Description of problem: restorecon only helps until next dnf update. SELinux is preventing ldconfig from 'map' accesses on the Datei /usr/lib64/liblvm2cmd.so.2.02. ***** Plugin restorecon (99.5 confidence) suggests ************************ If you want to fix the label. /usr/lib64/liblvm2cmd.so.2.02 default label should be lib_t. Then you can run restorecon. The access attempt may have been stopped due to insufficient permissions to access a parent directory in which case try to change the following command accordingly. Do # /sbin/restorecon -v /usr/lib64/liblvm2cmd.so.2.02 ***** Plugin catchall (1.49 confidence) suggests ************************** If you believe that ldconfig should be allowed map access on the liblvm2cmd.so.2.02 file by default. Then sie sollten dies als Fehler melden.

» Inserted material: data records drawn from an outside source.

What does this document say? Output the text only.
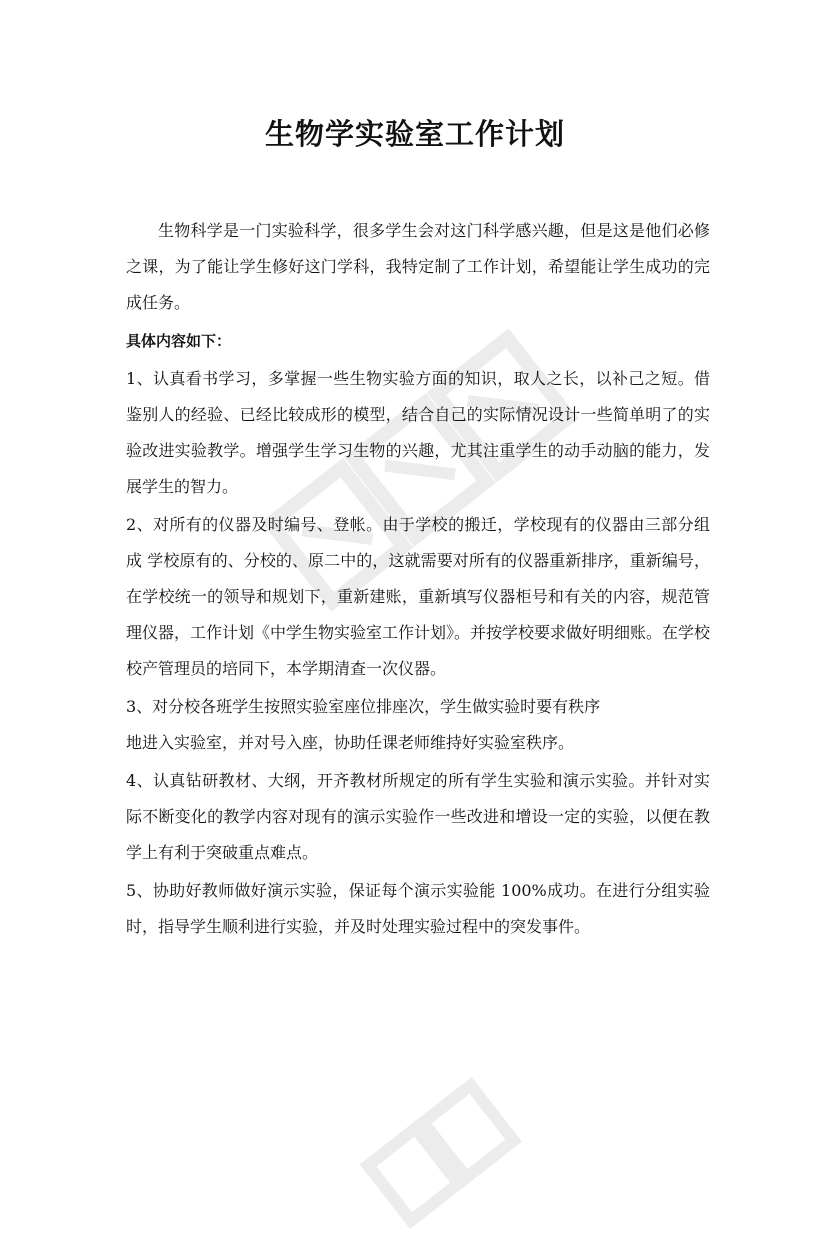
生物学实验室工作计划

生物科学是一门实验科学，很多学生会对这门科学感兴趣，但是这是他们必修之课，为了能让学生修好这门学科，我特定制了工作计划，希望能让学生成功的完成任务。

具体内容如下：

1、认真看书学习，多掌握一些生物实验方面的知识，取人之长，以补己之短。借鉴别人的经验、已经比较成形的模型，结合自己的实际情况设计一些简单明了的实验改进实验教学。增强学生学习生物的兴趣，尤其注重学生的动手动脑的能力，发展学生的智力。

2、对所有的仪器及时编号、登帐。由于学校的搬迁，学校现有的仪器由三部分组成 学校原有的、分校的、原二中的，这就需要对所有的仪器重新排序，重新编号，在学校统一的领导和规划下，重新建账，重新填写仪器柜号和有关的内容，规范管理仪器，工作计划《中学生物实验室工作计划》。并按学校要求做好明细账。在学校校产管理员的培同下，本学期清查一次仪器。

3、对分校各班学生按照实验室座位排座次，学生做实验时要有秩序

地进入实验室，并对号入座，协助任课老师维持好实验室秩序。

4、认真钻研教材、大纲，开齐教材所规定的所有学生实验和演示实验。并针对实际不断变化的教学内容对现有的演示实验作一些改进和增设一定的实验，以便在教学上有利于突破重点难点。

5、协助好教师做好演示实验，保证每个演示实验能 100%成功。在进行分组实验时，指导学生顺利进行实验，并及时处理实验过程中的突发事件。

Um diesen Zugriff zu erlauben, können Sie ein lokales Richtlinien-Modul erstellen. Do allow this access for now by executing: # ausearch -c 'ldconfig' --raw | audit2allow -M my-ldconfig # semodule -X 300 -i my-ldconfig.pp Additional Information: Source Context system_u:system_r:ldconfig_t:s0 Target Context system_u:object_r:kdumpctl_tmp_t:s0 Target Objects /usr/lib64/liblvm2cmd.so.2.02 [ file ] Source ldconfig Source Path ldconfig Port <Unbekannt> Host (removed) Source RPM Packages Target RPM Packages lvm2-libs-2.02.177-5.fc28.x86_64 Policy RPM selinux-policy-3.14.1-32.fc28.noarch Selinux Enabled True Policy Type targeted Enforcing Mode Enforcing Host Name (removed) Platform Linux (removed) 4.17.7-200.fc28.x86_64 #1 SMP Tue Jul 17 16:28:31 UTC 2018 x86_64 x86_64 Alert Count 119 First Seen 2018-07-23 17:10:29 CEST Last Seen 2018-07-23 17:10:29 CEST Local ID fc028dcc-f54c-4ea8-b6d5-637e603e3d3d Raw Audit Messages type=AVC msg=audit(1532358629.875:305): avc: denied { map } for pid=7460 comm="ldconfig" path="/usr/lib64/liblvm2cmd.so.2.02" dev="dm-1" ino=270029575 scontext=system_u:system_r:ldconfig_t:s0 tcontext=system_u:object_r:kdumpctl_tmp_t:s0 tclass=file permissive=0 Hash: ldconfig,ldconfig_t,kdumpctl_tmp_t,file,map Version-Release number of selected component: selinux-policy-3.14.1-32.fc28.noarch Additional info: component: selinux-policy reporter: libreport-2.9.5 hashmarkername: setroubleshoot kernel: 4.17.7-200.fc28.x86_64 type: libreport
selinux-policy-3.14.1-36.fc28 has been submitted as an update to Fedora 28. https://bodhi.fedoraproject.org/updates/FEDORA-2018-1050fb248b
selinux-policy-3.14.1-36.fc28 has been pushed to the Fedora 28 testing repository. If problems still persist, please make note of it in this bug report. See https://fedoraproject.org/wiki/QA:Updates_Testing for instructions on how to install test updates. You can provide feedback for this update here: https://bodhi.fedoraproject.org/updates/FEDORA-2018-1050fb248b
selinux-policy-3.14.1-36.fc28 has been pushed to the Fedora 28 stable repository. If problems still persist, please make note of it in this bug report.